Monday, February 18, 2008

Disraeli Avenue by Caroline Smailes


Behind closed doors, there are many secrets.

We all have secrets. We hold on to them tightly, even if they burn our hands, knowing that they must never see the light of day. Released into the light, these secrets could heal one life and shatter another.

We will take our secrets to the grave, taking comfort in the fact that no one will hear them, that no one will know them. That no one will know who we really and truly are. This is how things have always been.

In Disraeli Avenue, there are lots of secrets; lots of hidden truths buried like treasure. Some are like soft golden coins, shining in the light and begging to be heard. Some are like rubies with sharp edged teeth, waiting to bite the hand that dips into them and draw blood.

In her new novella, Caroline Smailes returns to Disraeli Avenue, the setting for her amazing debut novel In Search of Adam. During In Search of Adam, we got to know the inhabitants of Disraeli Avenue through the eyes of Jude Williams.

Now, Smailes is giving those inhabitants their own voice. Disraeli Avenue consists of thirty-four vignettes, thirty-four insights into the lives of the people who make up Disraeli Avenue.

Having read and fallen in love with In Search of Adam, I was worried that I might not like Disraeli Avenue. I didn’t think anything could compare to the perfection that Smailes reached with In Search of Adam.

Well, I’m happy to admit I was very wrong indeed. In Search of Adam was fantastic; Disraeli Avenue was so much more than that; it was better.

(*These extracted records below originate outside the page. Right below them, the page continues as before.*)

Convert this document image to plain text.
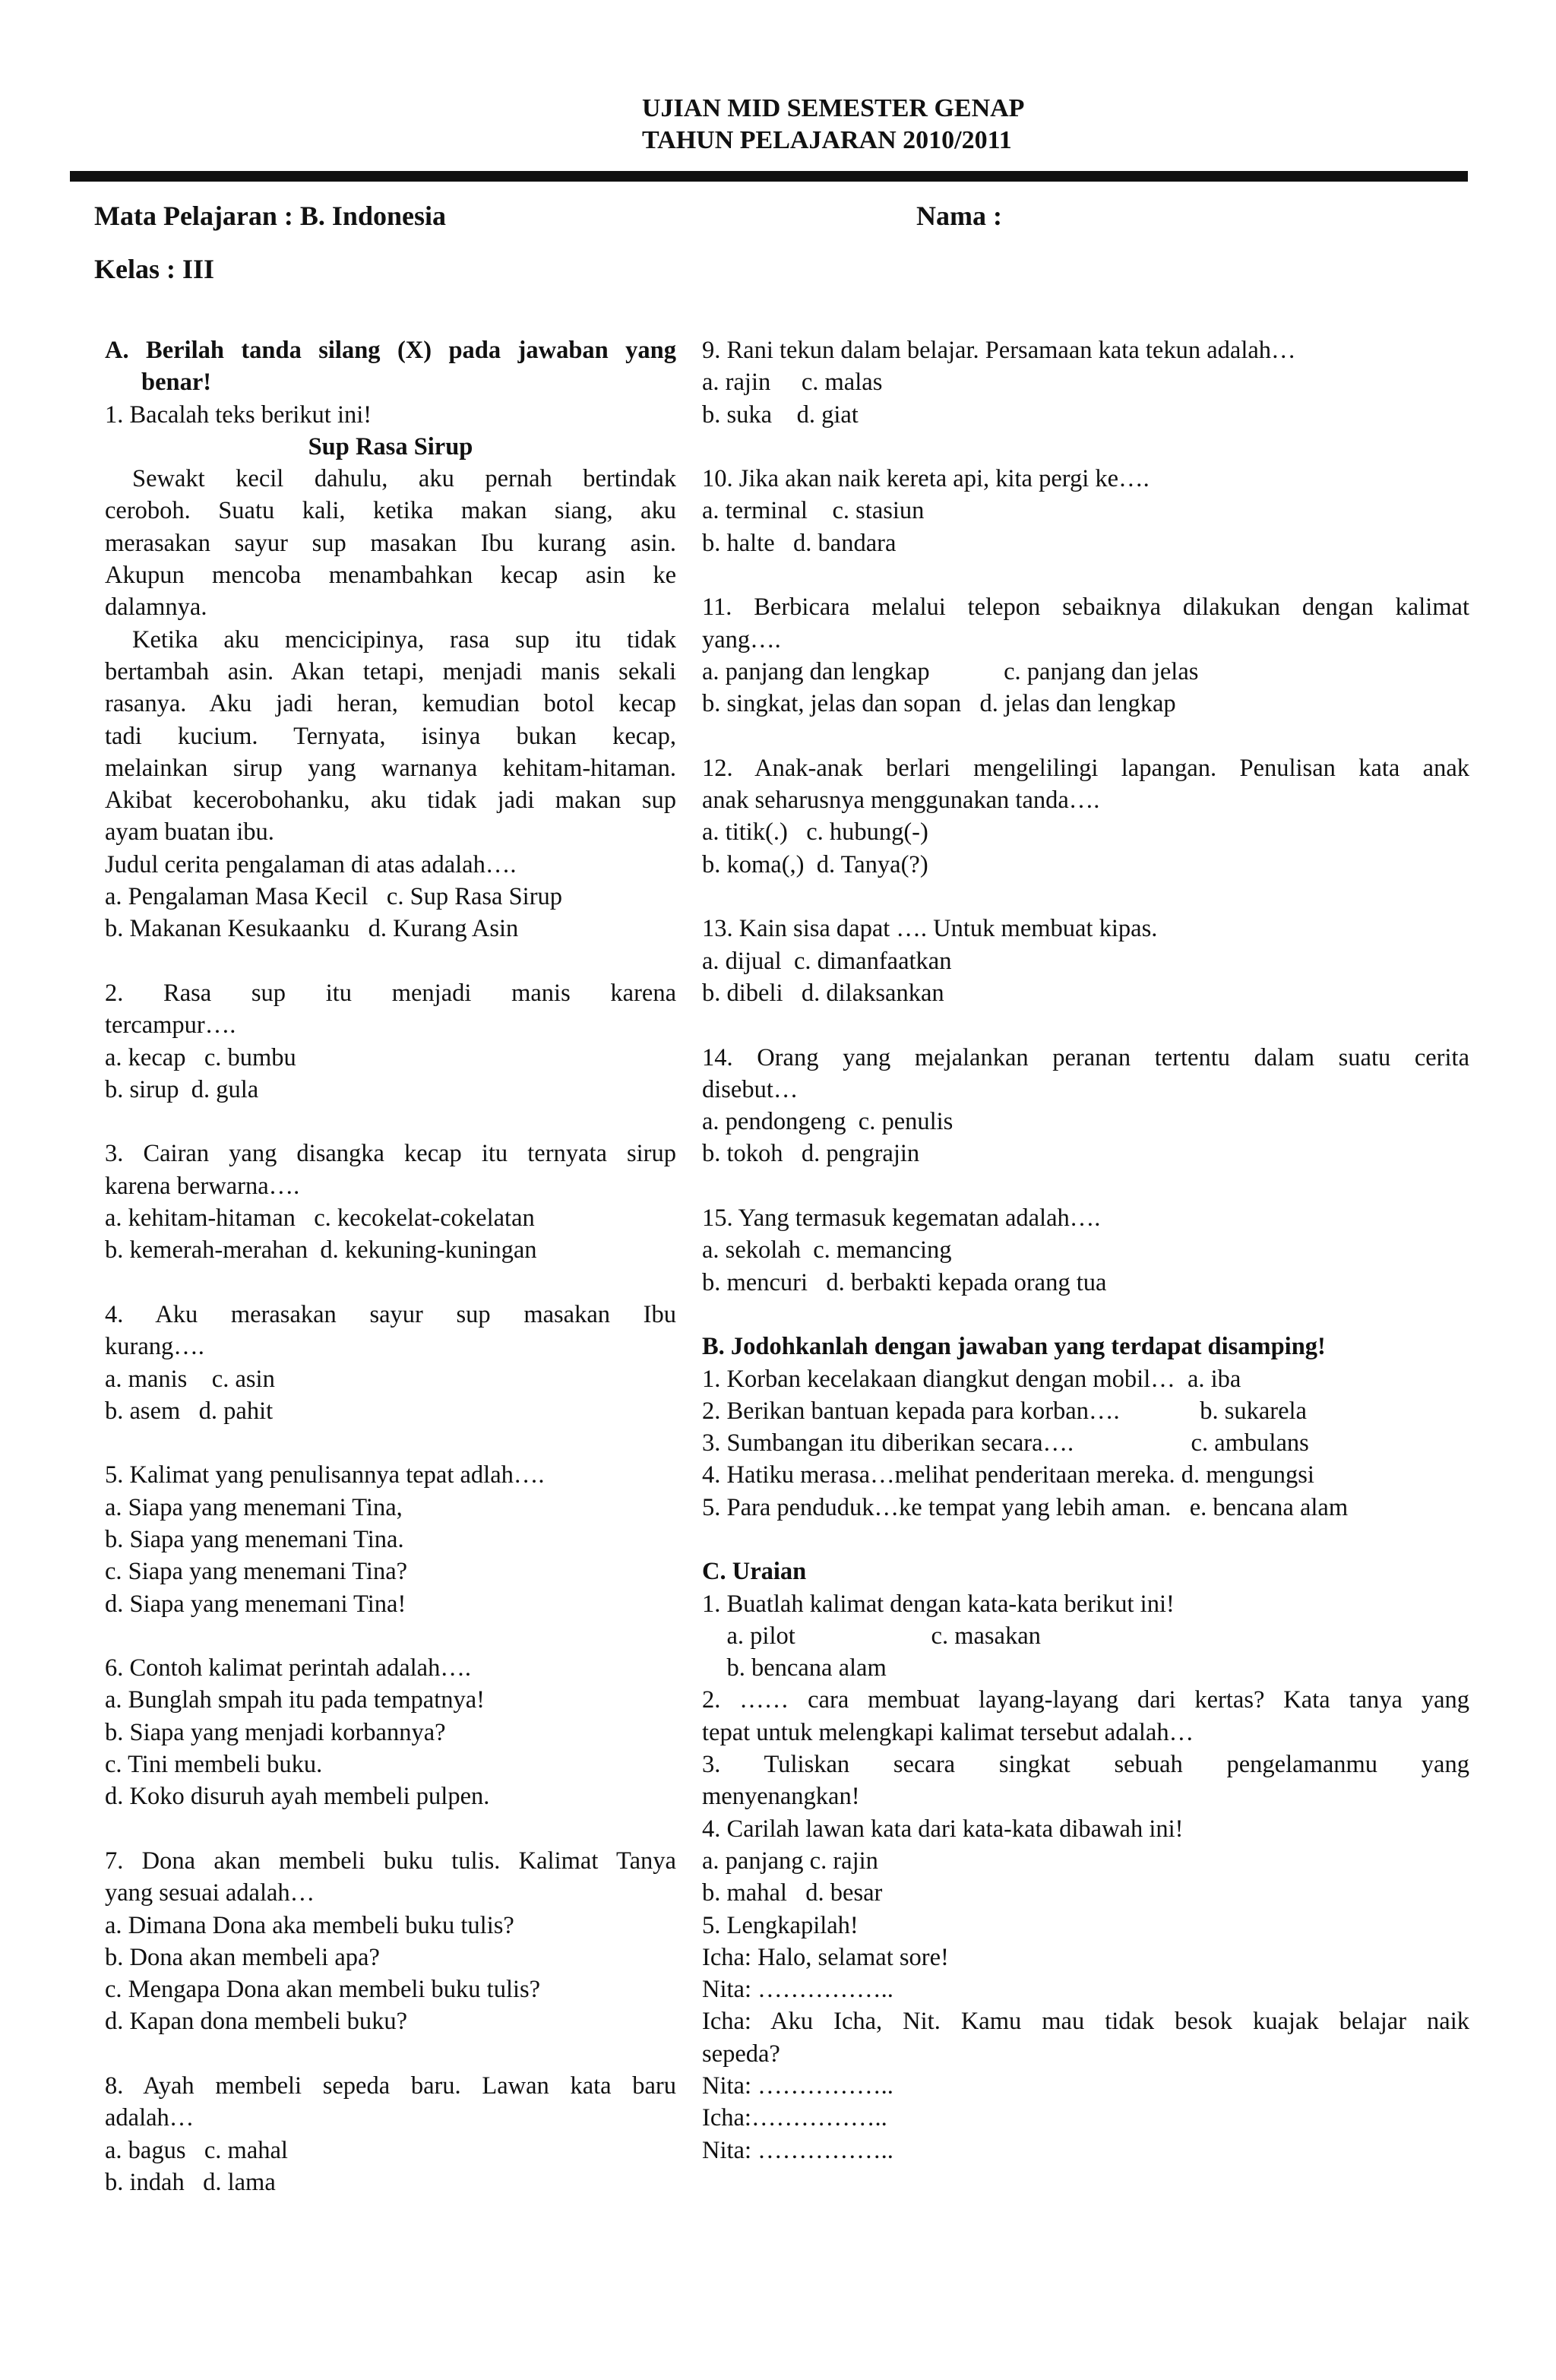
UJIAN MID SEMESTER GENAP
TAHUN PELAJARAN 2010/2011
Mata Pelajaran : B. Indonesia	Nama :
Kelas : III
A. Berilah tanda silang (X) pada jawaban yang
benar!
1. Bacalah teks berikut ini!
Sup Rasa Sirup
Sewakt kecil dahulu, aku pernah bertindak
ceroboh. Suatu kali, ketika makan siang, aku
merasakan sayur sup masakan Ibu kurang asin.
Akupun mencoba menambahkan kecap asin ke
dalamnya.
Ketika aku mencicipinya, rasa sup itu tidak
bertambah asin. Akan tetapi, menjadi manis sekali
rasanya. Aku jadi heran, kemudian botol kecap
tadi kucium. Ternyata, isinya bukan kecap,
melainkan sirup yang warnanya kehitam-hitaman.
Akibat kecerobohanku, aku tidak jadi makan sup
ayam buatan ibu.
Judul cerita pengalaman di atas adalah….
a. Pengalaman Masa Kecil   c. Sup Rasa Sirup
b. Makanan Kesukaanku   d. Kurang Asin
2. Rasa sup itu menjadi manis karena
tercampur….
a. kecap   c. bumbu
b. sirup  d. gula
3. Cairan yang disangka kecap itu ternyata sirup
karena berwarna….
a. kehitam-hitaman   c. kecokelat-cokelatan
b. kemerah-merahan  d. kekuning-kuningan
4. Aku merasakan sayur sup masakan Ibu
kurang….
a. manis    c. asin
b. asem   d. pahit
5. Kalimat yang penulisannya tepat adlah….
a. Siapa yang menemani Tina,
b. Siapa yang menemani Tina.
c. Siapa yang menemani Tina?
d. Siapa yang menemani Tina!
6. Contoh kalimat perintah adalah….
a. Bunglah smpah itu pada tempatnya!
b. Siapa yang menjadi korbannya?
c. Tini membeli buku.
d. Koko disuruh ayah membeli pulpen.
7. Dona akan membeli buku tulis. Kalimat Tanya
yang sesuai adalah…
a. Dimana Dona aka membeli buku tulis?
b. Dona akan membeli apa?
c. Mengapa Dona akan membeli buku tulis?
d. Kapan dona membeli buku?
8. Ayah membeli sepeda baru. Lawan kata baru
adalah…
a. bagus   c. mahal
b. indah   d. lama
9. Rani tekun dalam belajar. Persamaan kata tekun adalah…
a. rajin     c. malas
b. suka    d. giat
10. Jika akan naik kereta api, kita pergi ke….
a. terminal    c. stasiun
b. halte   d. bandara
11. Berbicara melalui telepon sebaiknya dilakukan dengan kalimat
yang….
a. panjang dan lengkap            c. panjang dan jelas
b. singkat, jelas dan sopan   d. jelas dan lengkap
12. Anak-anak berlari mengelilingi lapangan. Penulisan kata anak
anak seharusnya menggunakan tanda….
a. titik(.)   c. hubung(-)
b. koma(,)  d. Tanya(?)
13. Kain sisa dapat …. Untuk membuat kipas.
a. dijual  c. dimanfaatkan
b. dibeli   d. dilaksankan
14. Orang yang mejalankan peranan tertentu dalam suatu cerita
disebut…
a. pendongeng  c. penulis
b. tokoh   d. pengrajin
15. Yang termasuk kegematan adalah….
a. sekolah  c. memancing
b. mencuri   d. berbakti kepada orang tua
B. Jodohkanlah dengan jawaban yang terdapat disamping!
1. Korban kecelakaan diangkut dengan mobil…  a. iba
2. Berikan bantuan kepada para korban….             b. sukarela
3. Sumbangan itu diberikan secara….                   c. ambulans
4. Hatiku merasa…melihat penderitaan mereka. d. mengungsi
5. Para penduduk…ke tempat yang lebih aman.   e. bencana alam
C. Uraian
1. Buatlah kalimat dengan kata-kata berikut ini!
a. pilot                      c. masakan
b. bencana alam
2. …… cara membuat layang-layang dari kertas? Kata tanya yang
tepat untuk melengkapi kalimat tersebut adalah…
3. Tuliskan secara singkat sebuah pengelamanmu yang
menyenangkan!
4. Carilah lawan kata dari kata-kata dibawah ini!
a. panjang c. rajin
b. mahal   d. besar
5. Lengkapilah!
Icha: Halo, selamat sore!
Nita: ……………..
Icha: Aku Icha, Nit. Kamu mau tidak besok kuajak belajar naik
sepeda?
Nita: ……………..
Icha:……………..
Nita: ……………..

It’s a hard task to give thirty-four individual people their own distinctive voice. Most seasoned authors struggle with this for years and never manage to create distinctive voices. Thankfully, Smailes achieves this with aplomb.

Told in diary entries, text messages, letters, receipts, invoices and more, Disraeli Avenue is an intimate and revealing look at the people that make up a neighbourhood; the people that live close to one another never really knowing who their neighbours are.

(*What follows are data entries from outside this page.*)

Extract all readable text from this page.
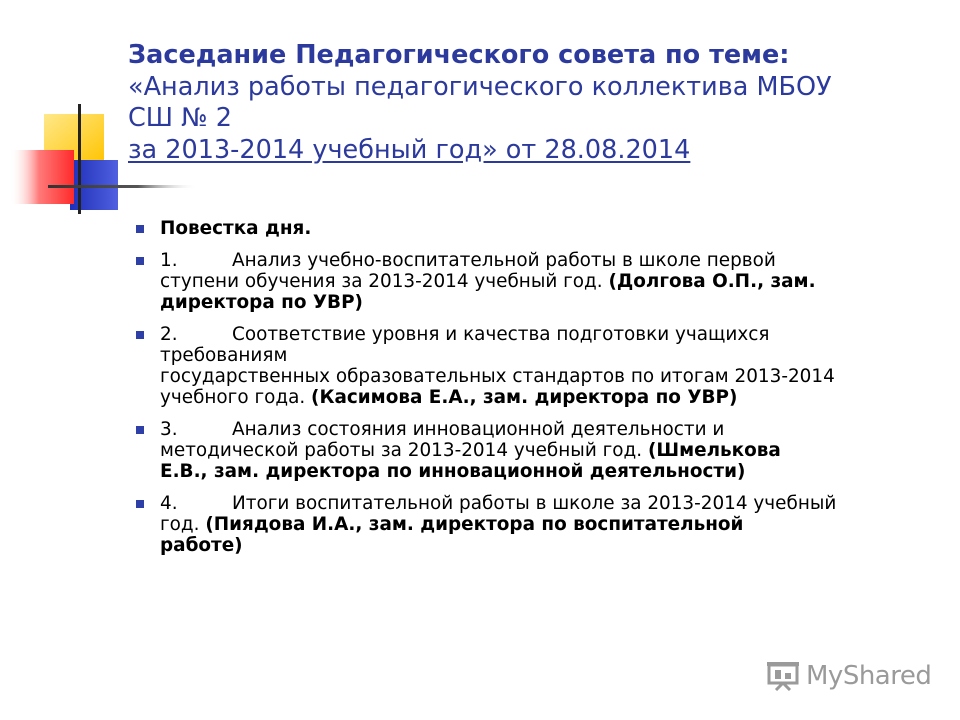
Заседание Педагогического совета по теме:
«Анализ работы педагогического коллектива МБОУ
СШ № 2
за 2013-2014 учебный год» от 28.08.2014
Повестка дня.
1.	Анализ учебно-воспитательной работы в школе первой
ступени обучения за 2013-2014 учебный год. (Долгова О.П., зам.
директора по УВР)
2.	Соответствие уровня и качества подготовки учащихся
требованиям
государственных образовательных стандартов по итогам 2013-2014
учебного года. (Касимова Е.А., зам. директора по УВР)
3.	Анализ состояния инновационной деятельности и
методической работы за 2013-2014 учебный год. (Шмелькова
Е.В., зам. директора по инновационной деятельности)
4.	Итоги воспитательной работы в школе за 2013-2014 учебный
год. (Пиядова И.А., зам. директора по воспитательной
работе)
MyShared
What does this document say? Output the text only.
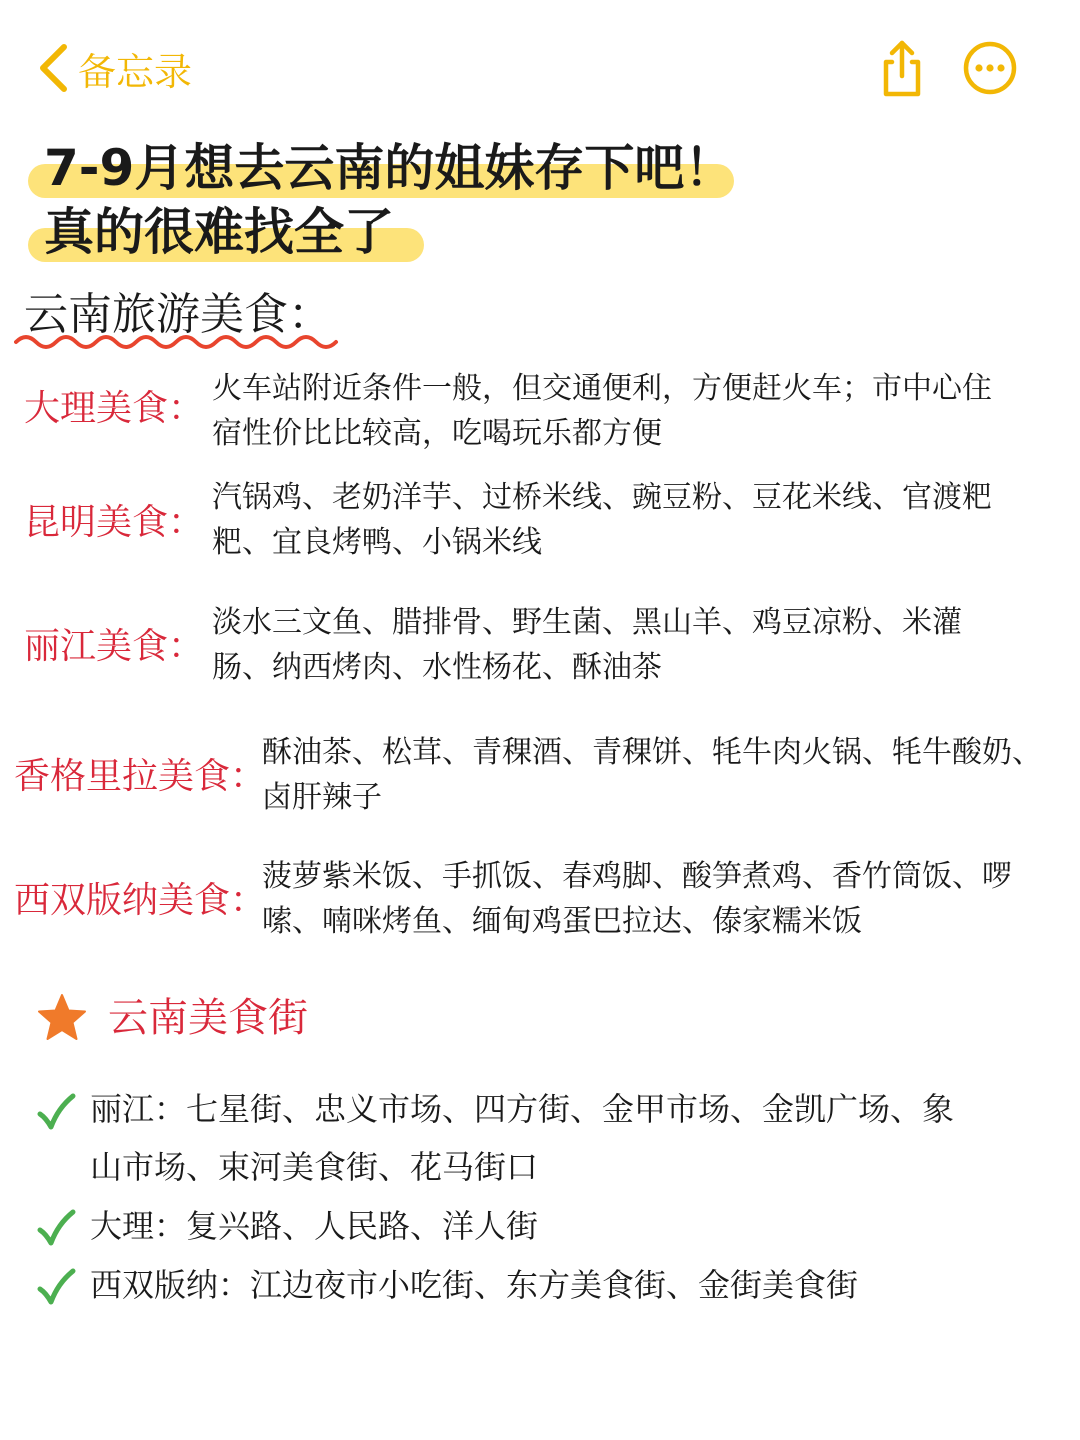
备忘录
7-9月想去云南的姐妹存下吧！
真的很难找全了
云南旅游美食：
大理美食： 火车站附近条件一般，但交通便利，方便赶火车；市中心住宿性价比比较高，吃喝玩乐都方便
昆明美食：
汽锅鸡、老奶洋芋、过桥米线、豌豆粉、豆花米线、官渡粑粑、宜良烤鸭、小锅米线
丽江美食：
淡水三文鱼、腊排骨、野生菌、黑山羊、鸡豆凉粉、米灌肠、纳西烤肉、水性杨花、酥油茶
香格里拉美食：
酥油茶、松茸、青稞酒、青稞饼、牦牛肉火锅、牦牛酸奶、卤肝辣子
西双版纳美食：
菠萝紫米饭、手抓饭、春鸡脚、酸笋煮鸡、香竹筒饭、啰嗦、喃咪烤鱼、缅甸鸡蛋巴拉达、傣家糯米饭
云南美食街
丽江：七星街、忠义市场、四方街、金甲市场、金凯广场、象山市场、束河美食街、花马街口
大理：复兴路、人民路、洋人街
西双版纳：江边夜市小吃街、东方美食街、金街美食街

For those of you who have not read In Search of Adam, you can breathe easy: it’s not necessary to have read In Search of Adam to read Disraeli Avenue. But I can guarantee after reading Disraeli Avenue that you’ll want to read In Search of Adam to see where it all began.

Though the subject matter may be grim, covering topics such as death, suicide, sexual abuse, theft, love, friendship, family and more, the novel is incredibly well written and will pull you in. You will need to keep reading to find out whom you will meet next, whose voice you will hear. Whose life you will get to see into, just for a moment. You will not be able to put this book down. Each chapter brings a new voice, just begging to be heard.

I found this to be one of the novella’s strengths. Smailes has created a tapestry of people, a real live neighbourhood that must surely be around the corner. You start to recognize the different people that populate Disraeli Avenue as they appear in other stories, other vignettes. What’s more, you come to know them. To care for them.

Once again, Smailes offers us a study in human nature, a study in what really makes people tick and comes out on top. She isn’t afraid to pull any punches either. There is a vibrancy to her words that leaps off the page and that makes Disraeli Avenue all the more amazing.

I was incredibly moved by this book. I laughed, cried, shouted. I cheered. This book moved me in so many ways, touched so many different emotions. It has been a long time since a book has done that, has reached down into me and pulled at my heart.

I feel I know the people of Disraeli Avenue and I know that they will haunt me for a long time to come.

So come and visit Disraeli Avenue. You may never want to leave.